Makuski takes the Metro Wire to print

By Lisa Pett

Next month, the Point/Plover Metro-Wire will celebrate its fourth birthday. This publication was born amongst unprecedented upheaval in the world of daily news. Owner, publisher, and editor Brandi Makuski’s motivation to jump into what could be considered a dying business model speaks to both her dedication to journalism and her determination.

Makuski has no formal journalism training (besides Nancy Zavodsky’s help with the AP Style Book and formatting for the school paper for St. Pete’s Middle School). She spent three years as a reporter at the Stevens Point Journal before jumping into the deep end of the news business.

In 2010, Makuski created a hyperlocal news website called the Stevens Point City Times—a scrappy newcomer that offered a weekly print edition to readers in 2013. She sold the news site to Multi Media Channels, a publishing company that owned and printed The Buyer’s Guide shopper, in 2014, where she would be responsible for editorial content and keep her position as editor.

It is a decision she now regrets, calling City Times “her biggest success” to date.

She was summarily fired from the organization she poured everything into in November of 2017.

Down, but not out, she immediately went online days later with the Point/Plover Metro Wire

Makuski’s career in journalism is not without controversy. She has learned on the job and certainly made mistakes. She has faced threats and lawsuits. She is alternately excoriated as both a left-wing shill and a right-wing pundit. Charges of bias, incorrect reporting, and slanted reporting continue. Makuski stands firmly behind everything she publishes.

It is impossible to separate the person from the organization since Makuski is the face and keyboard behind the PPMW. There is a business side, a controversial, conservative columnist, and the occasional contributing reporter. But for all intents and purposes, Makuski is the PPMW. And her relationship with city and county elected representatives can be fraught.

The current mayor of Stevens Point remains banned from commenting on PPMW’s Facebook page, and weekly meetings in the mayor’s office subsequently stopped. Some city alders refuse to speak to her at all. Some prefer to communicate directly through Facebook.

Journalism is the only career in this country that is enshrined in the Constitution. Freedom of speech (written and spoken) was deemed so vitally important to democracy that government control or interference in public speech is severely limited. 

And yet while those journalistic endeavors are protected from government intrusions, they are still subject to the vagaries and challenges of a capitalist marketplace. Money still speaks loudest. Corporate and monied interests can manipulate media to their advantage.
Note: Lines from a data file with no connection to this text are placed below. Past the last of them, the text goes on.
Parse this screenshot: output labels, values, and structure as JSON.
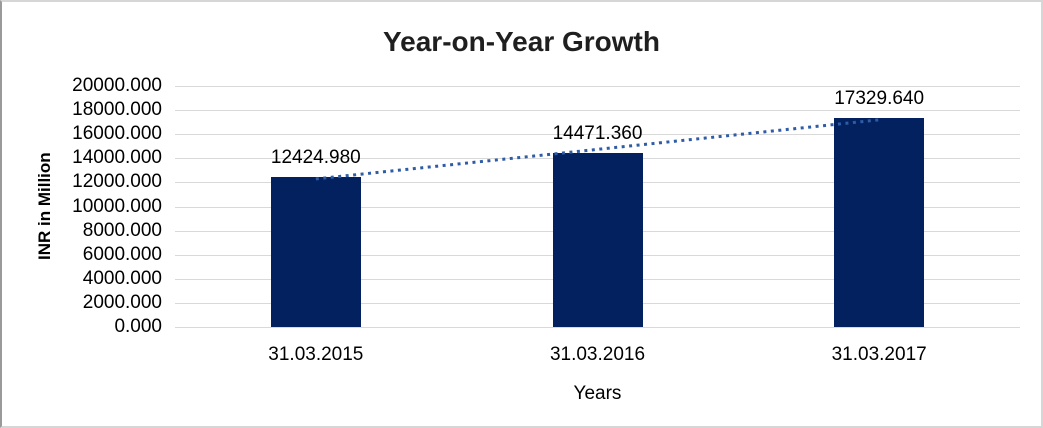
{
  "chart_data": {
    "type": "bar",
    "title": "Year-on-Year Growth",
    "xlabel": "Years",
    "ylabel": "INR in Million",
    "categories": [
      "31.03.2015",
      "31.03.2016",
      "31.03.2017"
    ],
    "values": [
      12424.98,
      14471.36,
      17329.64
    ],
    "data_labels": [
      "12424.980",
      "14471.360",
      "17329.640"
    ],
    "y_ticks": [
      "0.000",
      "2000.000",
      "4000.000",
      "6000.000",
      "8000.000",
      "10000.000",
      "12000.000",
      "14000.000",
      "16000.000",
      "18000.000",
      "20000.000"
    ],
    "ylim": [
      0,
      20000
    ],
    "grid": true,
    "legend": "none",
    "trendline": {
      "type": "linear",
      "style": "dotted"
    },
    "colors": {
      "bar": "#03215F",
      "trendline": "#2E5CA6",
      "gridline": "#D9D9D9",
      "title_text": "#1F1F1F",
      "label_text": "#000000",
      "frame_border": "#D6D6D6",
      "frame_border_left": "#9A9A9A",
      "background": "#FFFFFF"
    }
  }
}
The only people standing in their way are journalists.

It’s shocking to think that the bottom dropped out of journalism in just one generation. Newspapers have been the watchdog of governmental transparency. They have exposed capitalist corruption and law enforcement malfeasance. They cover city council meetings, local school board meetings, and war zones with the same kind of dedication.

Currently, print newspapers have shriveled away to nearly nothing. After all, printing is expensive and distribution is slow compared to the speed of the internet. The internet opened up the world—but it’s one that is chaotic, confusing, and riddled with misinformation.

How do local news organizations compete with that? Corporate ownership of daily news organizations in Wisconsin is dominated by Gannett—which owns the Stevens Point Journal, and the powerhouse publication, the Milwaukee Journal-Sentinel. The collapse of print newspaper subscriptions and the advertising dollars propping up the businesses increased the need to adapt to an online media model. The switch has not been easy. Media organizations still struggle to regain the income needed to operate and pay their greatly reduced staff.

Even though the internet and social media helped lead to the collapse of the printed daily paper, the shift to online news and social media advertising is still the direction journalism is taking. You can’t put the genie back into the bottle.

Compared to other news organizations (Stevens Point Journal, Stevens Point City-Times/Portage County Gazette—MMC purchased the latter and combined their staff and online presence) the Metro Wire remains small but determined. With over 3,000 paying subscribers and 49,000 unique visitors to the website last month, it’s still going. And it’s about to go into print. 

The Point Plover Metro Wire is getting ready to produce a weekly print edition, which, given the current news landscape, seems like a big risk. But Makuski’s nostalgia for the “paper” in “newspaper” might meet the demands of her readership. The Metro Wire will cease sending out the weekly Wired In e-edition in deference to the new print version. 

It’s obvious that no matter what happens, Makuski isn’t going anywhere. Her dedication to journalism cannot be denied, regardless of what you think of her reporting. Makuski will continue making a case for the legitimacy of her organization. 

Lisa Pett is an occasional contributor to the Metro Wire. She lives her with family in Hull.